SHFE lead slipped ¥135 to ¥16,710/mt on June 22, a 0.80% decline that mirrored the LME's downward drift. The SHFE-LME lead spread has narrowed in recent weeks, with SHFE lead trading at approximately the LME equivalent plus standard logistics costs — no arbitrage incentive, no distortion. Both exchanges are telling the same story: a market with more lead than it needs.

Chinese lead-acid battery exports, which account for roughly 12% of domestic lead demand, declined 6% year-on-year in Q1 2026, according to China customs data. The EU's anti-dumping investigation into Chinese lead-acid battery imports, initiated in January 2026, has cast a shadow over export volumes. A preliminary determination is expected in July — if duties are imposed at the 15–25% level being discussed, Chinese battery exports to Europe could drop by 20–30%, freeing up 50,000–80,000 tons of annual lead demand.

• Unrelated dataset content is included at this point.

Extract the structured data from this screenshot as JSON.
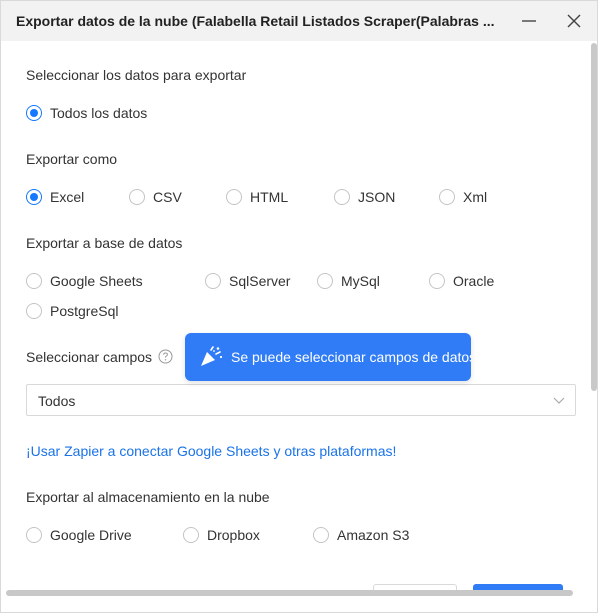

Domestic replacement battery demand provides a floor. China's vehicle parc — now the world's largest at over 340 million units — generates steady replacement battery demand of roughly 1.8 million tons of lead annually. This baseload demand, plus lead's 98% recycling rate in mature markets, means lead prices rarely crash the way nickel or zinc can. The metal tends to grind lower in surplus conditions rather than plunge.

What this means for buyers

If the EU imposes anti-dumping duties on Chinese batteries in July, expect 50,000–80,000 tons of annual lead demand to shift from export to domestic Chinese markets — and domestic Chinese lead prices to soften further as that metal finds a home. For European lead buyers, the dynamic is opposite: fewer cheap Chinese battery imports mean tighter European battery supply and potentially higher European lead premiums. If you're a European buyer, lock in Q3 lead at current premiums before the July determination. If you're sourcing from Asia, wait — the Chinese surplus is likely to deepen.